KONULAR
Filistin İçin Dua Vakti
İnsanlık tarihinin başlangıcı olan ilk insan Adem (as) dan Son Peygamber Hâtemü'n Nebiyyîn Hz. Muhammed Mustafa (sav) Efendimize kadar devam eden hak ve batılın mücadelesi ahir zamanın son demi olan günümüzde de en ağır ve en acı biçimde devam etmektedir.
Hz. Peygamberimiz (sav) buyuruyor ki:
"Müminler; birbirlerini sevmekte, birbirlerine merhamette, birbirlerine şefkat göstermekte tek vücut gibidir. O vücudun bir organı rahatsız olursa, diğer organlar da acı çekip uykusuz kalır."[1]
Her şeyden önce kemale ermiş bir Müslümanın hali Peygamber Efendimizin (sav) bildirdiği üzere “Müslüman odur ki, " Dünyanın öbür ucunda bir Müslümanın ayağına diken batsa, Onun acısını ta yüreğinde hisseder"! Olmalıdır.
Hiçbir şey yapamasa, elinden bir şey gelmese bile ruh halinde değişiklikler olur. İçince bir baskı hissederek, huzursuzluk meydana gelir. Yemesinde içmesinde bir kesilme olur. Bırakın bunların olmasını maalesef üzülerek müşade ediyoruz ki insanlar Yahudi ağzıyla konuşur hale gelmiş sanki İsrail’in yaptığı saldırıları Müslümanlar hak etmiş gibi bir tavır takınarak olanları destekler açıklamalar yapmaktadırlar.
Her şey den önemlisi bu yaşanan meseleler hakkında Allah Resulü Peygamber Efendimiz (sav) ne söylüyor, ne yapılmasını tembih ediyor?
Peygamber Efendimiz (sav);
“Mescid-i Harâm’dan sonra içinde insanların Allah’a ibadet etmeleri amacıyla yapılan en eski ikinci mâbeddir.”[2]
Bugün Kâbe’ye çevresiyle birlikte Mescid-i Harâm denildiği gibi Mescid-i Aksâ’ya da çevresiyle birlikte Harem-i şerif denilmektedir. İlk kıblegahımız olan Mescidi Aksa öyle alelade bir yer değildir.

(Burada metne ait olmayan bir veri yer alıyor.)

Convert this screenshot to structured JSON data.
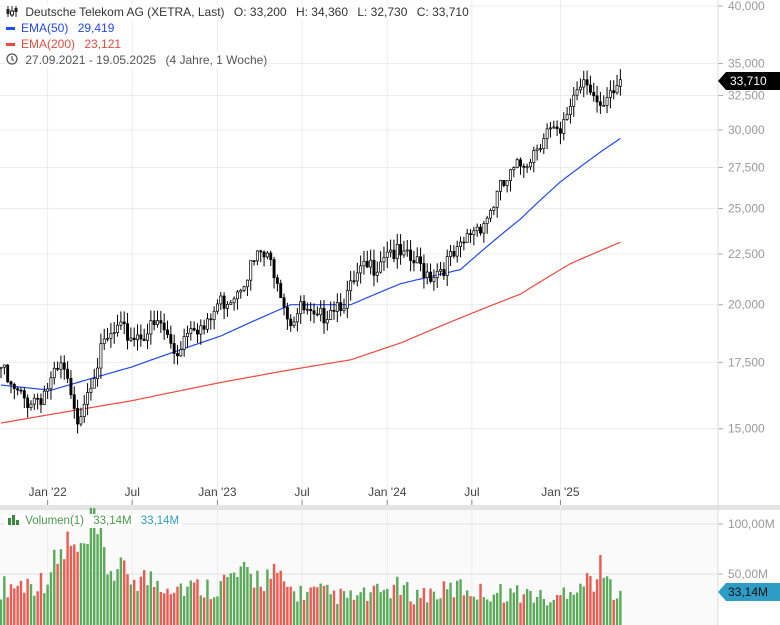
{
  "header": {
    "title": "Deutsche Telekom AG (XETRA, Last)",
    "open": "O: 33,200",
    "high": "H: 34,360",
    "low": "L: 32,730",
    "close": "C: 33,710",
    "ema50_label": "EMA(50)",
    "ema50_value": "29,419",
    "ema200_label": "EMA(200)",
    "ema200_value": "23,121",
    "date_range": "27.09.2021 - 19.05.2025",
    "duration": "(4 Jahre, 1 Woche)",
    "current_price": "33,710"
  },
  "volume_panel": {
    "label": "Volumen(1)",
    "value_green": "33,14M",
    "value_blue": "33,14M",
    "current_volume": "33,14M",
    "yticks": [
      "100,00M",
      "50,00M"
    ]
  },
  "colors": {
    "ema50": "#2149f5",
    "ema200": "#f0483c",
    "vol_up": "#5aaa5a",
    "vol_down": "#ee5a50",
    "tag": "#2d9dc6"
  },
  "chart_data": {
    "type": "candlestick",
    "interval": "weekly",
    "yscale": "log",
    "ylim": [
      13000,
      40000
    ],
    "yticks": [
      15000,
      17500,
      20000,
      22500,
      25000,
      27500,
      30000,
      32500,
      35000,
      40000
    ],
    "ytick_labels": [
      "15,000",
      "17,500",
      "20,000",
      "22,500",
      "25,000",
      "27,500",
      "30,000",
      "32,500",
      "35,000",
      "40,000"
    ],
    "xticks": [
      {
        "week": 14,
        "label": "Jan '22"
      },
      {
        "week": 39.4,
        "label": "Jul"
      },
      {
        "week": 65,
        "label": "Jan '23"
      },
      {
        "week": 90.4,
        "label": "Jul"
      },
      {
        "week": 116,
        "label": "Jan '24"
      },
      {
        "week": 141.4,
        "label": "Jul"
      },
      {
        "week": 168,
        "label": "Jan '25"
      }
    ],
    "weeks": 186,
    "close_anchors": [
      [
        0,
        17.3
      ],
      [
        3,
        16.4
      ],
      [
        7.5,
        16.0
      ],
      [
        12,
        16.2
      ],
      [
        15,
        16.7
      ],
      [
        18.6,
        17.3
      ],
      [
        22.5,
        15.2
      ],
      [
        27,
        16.9
      ],
      [
        31.5,
        18.3
      ],
      [
        35,
        18.8
      ],
      [
        39.4,
        18.6
      ],
      [
        43.5,
        18.8
      ],
      [
        48,
        19.1
      ],
      [
        52.5,
        17.8
      ],
      [
        57,
        19.3
      ],
      [
        61.5,
        18.8
      ],
      [
        65,
        20.0
      ],
      [
        69.6,
        20.5
      ],
      [
        73.5,
        21.5
      ],
      [
        78,
        22.5
      ],
      [
        82.5,
        21.7
      ],
      [
        86.5,
        19.3
      ],
      [
        90.4,
        19.8
      ],
      [
        94.6,
        19.1
      ],
      [
        99,
        20.0
      ],
      [
        103.6,
        20.3
      ],
      [
        108,
        21.5
      ],
      [
        112.6,
        22.0
      ],
      [
        116,
        22.9
      ],
      [
        120,
        22.3
      ],
      [
        124.6,
        22.0
      ],
      [
        129,
        21.5
      ],
      [
        133.6,
        22.0
      ],
      [
        137.5,
        22.5
      ],
      [
        141.4,
        23.8
      ],
      [
        145.6,
        24.4
      ],
      [
        150,
        26.1
      ],
      [
        154.6,
        27.3
      ],
      [
        159,
        28.3
      ],
      [
        163.6,
        30.0
      ],
      [
        168,
        29.4
      ],
      [
        171.7,
        32.5
      ],
      [
        175.6,
        34.3
      ],
      [
        180,
        31.0
      ],
      [
        183,
        32.2
      ],
      [
        186,
        33.71
      ]
    ],
    "ema50_anchors": [
      [
        0,
        16.6
      ],
      [
        15,
        16.4
      ],
      [
        39,
        17.3
      ],
      [
        66,
        18.6
      ],
      [
        87,
        20.0
      ],
      [
        105,
        20.0
      ],
      [
        120,
        21.0
      ],
      [
        138,
        21.7
      ],
      [
        156,
        24.4
      ],
      [
        168,
        26.6
      ],
      [
        180,
        28.5
      ],
      [
        186,
        29.419
      ]
    ],
    "ema200_anchors": [
      [
        0,
        15.2
      ],
      [
        39,
        16.0
      ],
      [
        66,
        16.7
      ],
      [
        87,
        17.2
      ],
      [
        105,
        17.6
      ],
      [
        120,
        18.3
      ],
      [
        138,
        19.4
      ],
      [
        156,
        20.5
      ],
      [
        171,
        22.0
      ],
      [
        186,
        23.121
      ]
    ],
    "volume_anchors_millions": [
      [
        0,
        35
      ],
      [
        6,
        38
      ],
      [
        12,
        40
      ],
      [
        16,
        55
      ],
      [
        20,
        75
      ],
      [
        24,
        62
      ],
      [
        28,
        90
      ],
      [
        32,
        55
      ],
      [
        36,
        48
      ],
      [
        40,
        45
      ],
      [
        48,
        40
      ],
      [
        56,
        35
      ],
      [
        64,
        35
      ],
      [
        70,
        45
      ],
      [
        76,
        45
      ],
      [
        82,
        45
      ],
      [
        88,
        30
      ],
      [
        96,
        30
      ],
      [
        104,
        25
      ],
      [
        112,
        28
      ],
      [
        118,
        35
      ],
      [
        124,
        28
      ],
      [
        132,
        30
      ],
      [
        138,
        35
      ],
      [
        144,
        30
      ],
      [
        152,
        30
      ],
      [
        160,
        28
      ],
      [
        166,
        20
      ],
      [
        170,
        35
      ],
      [
        176,
        40
      ],
      [
        180,
        50
      ],
      [
        183,
        35
      ],
      [
        186,
        33.14
      ]
    ]
  }
}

Subhâne-lleżî esrâ bi’abdihi leylen mine-lmescidi-lharâmi ilâ-lmescidi-l-aksâ-lleżî bâraknâ havlehu linuriyehu min âyâtinâ(c) innehu huve-ssemî’u-lbasîr(u)
“….çevresini mübarek kıldığımız Mescidi Aksa'ya (Kudüs'e) götüren Allah'ın şanı yücedir. Doğrusu O, işitir ve görür.”[3]

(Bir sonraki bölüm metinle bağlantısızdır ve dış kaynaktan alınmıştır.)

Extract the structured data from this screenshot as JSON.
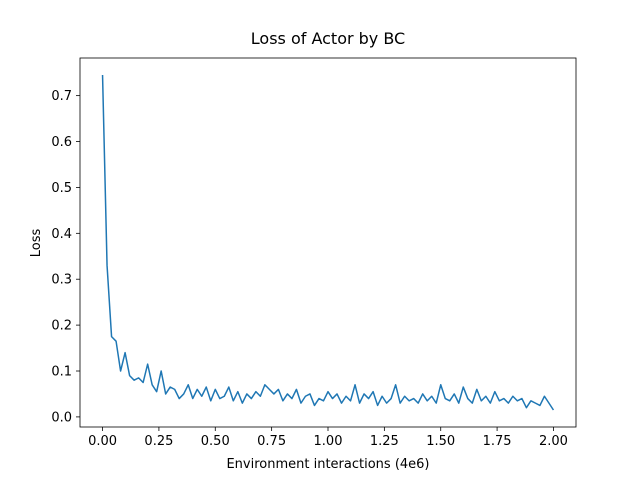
{
  "chart_data": {
    "type": "line",
    "title": "Loss of Actor by BC",
    "x_label": "Environment interactions (4e6)",
    "y_label": "Loss",
    "xlim": [
      -0.1,
      2.1
    ],
    "ylim": [
      -0.022,
      0.782
    ],
    "xticks": [
      {
        "value": 0,
        "label": "0.00"
      },
      {
        "value": 0.25,
        "label": "0.25"
      },
      {
        "value": 0.5,
        "label": "0.50"
      },
      {
        "value": 0.75,
        "label": "0.75"
      },
      {
        "value": 1,
        "label": "1.00"
      },
      {
        "value": 1.25,
        "label": "1.25"
      },
      {
        "value": 1.5,
        "label": "1.50"
      },
      {
        "value": 1.75,
        "label": "1.75"
      },
      {
        "value": 2,
        "label": "2.00"
      }
    ],
    "yticks": [
      {
        "value": 0,
        "label": "0.0"
      },
      {
        "value": 0.1,
        "label": "0.1"
      },
      {
        "value": 0.2,
        "label": "0.2"
      },
      {
        "value": 0.3,
        "label": "0.3"
      },
      {
        "value": 0.4,
        "label": "0.4"
      },
      {
        "value": 0.5,
        "label": "0.5"
      },
      {
        "value": 0.6,
        "label": "0.6"
      },
      {
        "value": 0.7,
        "label": "0.7"
      }
    ],
    "grid": false,
    "x": [
      0,
      0.02,
      0.04,
      0.06,
      0.08,
      0.1,
      0.12,
      0.14,
      0.16,
      0.18,
      0.2,
      0.22,
      0.24,
      0.26,
      0.28,
      0.3,
      0.32,
      0.34,
      0.36,
      0.38,
      0.4,
      0.42,
      0.44,
      0.46,
      0.48,
      0.5,
      0.52,
      0.54,
      0.56,
      0.58,
      0.6,
      0.62,
      0.64,
      0.66,
      0.68,
      0.7,
      0.72,
      0.74,
      0.76,
      0.78,
      0.8,
      0.82,
      0.84,
      0.86,
      0.88,
      0.9,
      0.92,
      0.94,
      0.96,
      0.98,
      1,
      1.02,
      1.04,
      1.06,
      1.08,
      1.1,
      1.12,
      1.14,
      1.16,
      1.18,
      1.2,
      1.22,
      1.24,
      1.26,
      1.28,
      1.3,
      1.32,
      1.34,
      1.36,
      1.38,
      1.4,
      1.42,
      1.44,
      1.46,
      1.48,
      1.5,
      1.52,
      1.54,
      1.56,
      1.58,
      1.6,
      1.62,
      1.64,
      1.66,
      1.68,
      1.7,
      1.72,
      1.74,
      1.76,
      1.78,
      1.8,
      1.82,
      1.84,
      1.86,
      1.88,
      1.9,
      1.92,
      1.94,
      1.96,
      1.98,
      2
    ],
    "series": [
      {
        "color": "#1f77b4",
        "values": [
          0.745,
          0.33,
          0.175,
          0.165,
          0.1,
          0.14,
          0.09,
          0.08,
          0.085,
          0.075,
          0.115,
          0.07,
          0.055,
          0.1,
          0.05,
          0.065,
          0.06,
          0.04,
          0.05,
          0.07,
          0.04,
          0.06,
          0.045,
          0.065,
          0.035,
          0.06,
          0.04,
          0.045,
          0.065,
          0.035,
          0.055,
          0.03,
          0.05,
          0.04,
          0.055,
          0.045,
          0.07,
          0.06,
          0.05,
          0.06,
          0.035,
          0.05,
          0.04,
          0.06,
          0.03,
          0.045,
          0.05,
          0.025,
          0.04,
          0.035,
          0.055,
          0.04,
          0.05,
          0.03,
          0.045,
          0.035,
          0.07,
          0.03,
          0.05,
          0.04,
          0.055,
          0.025,
          0.045,
          0.03,
          0.04,
          0.07,
          0.03,
          0.045,
          0.035,
          0.04,
          0.03,
          0.05,
          0.035,
          0.045,
          0.03,
          0.07,
          0.04,
          0.035,
          0.05,
          0.03,
          0.065,
          0.04,
          0.03,
          0.06,
          0.035,
          0.045,
          0.03,
          0.055,
          0.035,
          0.04,
          0.03,
          0.045,
          0.035,
          0.04,
          0.02,
          0.035,
          0.03,
          0.025,
          0.045,
          0.03,
          0.015
        ]
      }
    ]
  }
}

Burası öyle bir mübarek mekândır ki bütün ruhların menzillerin iniş ve çıkışı, bütün seyr-ü sülüklerin, manevi menzillerin iniş ve çıkışının olduğu yer Kudüs’tür. Allahu Teâla Miraç gecesi Peygamber Efendimizi (sav) de yüce âlemlere çıkarmak için Mescidi Haramdan Mescid-ii Aksaya getirdi ki iniş ve çıkış Kudüs de gerçekleşti.
İsrailoğulları yani Yahudiler tarihi süreç boyunca birçok defa peygamberlerine karşı isyan etmiş, Allah’ın emir ve yasaklarına karşı gelmiş öyle ki; Allah Teâlâ bu isyanlarına karşılık tepelerine Turi Sina dağını kaldırmış yine de isyandan geri durmamışlardır.
Bu azgın millet kendilerine gelen hemen hemen bütün peygamberleri bile öldürmekten çekinmeyen bir millettir ki öyle azgındırlar ki fesad çıkarmaktan geri durmazlar.
Resulullah (sav) Efendimiz bu zalim topluluğun niyetini şöyle haber vermişlerdir:
"Zira hiçbir Yahudi yoktur ki Müslümanı öldürmek niyetinde olmasın."[4]
Resûl-i Ekrem Efendimiz (sav) şöyle buyurdu:
"Müslümanlarla Yahudiler harb etmedikçe kıyamet kopmayacaktır. O harpte Müslümanlar (gâlip gelerek) Yahudileri öldürecekler. Öyle ki, Yahudi, taşın ve ağacın arkasına saklanacak da, taş veya ağaç; ‘Ey Müslüman, Ey Allah’ın kulu, şu arkamdaki Yahudi’dir, gel de onu öldür!’ diye haber verecektir. Sadece garkad ağacı müstesna, çünkü o, Yahudilerin ağaçlarındandır.”[5]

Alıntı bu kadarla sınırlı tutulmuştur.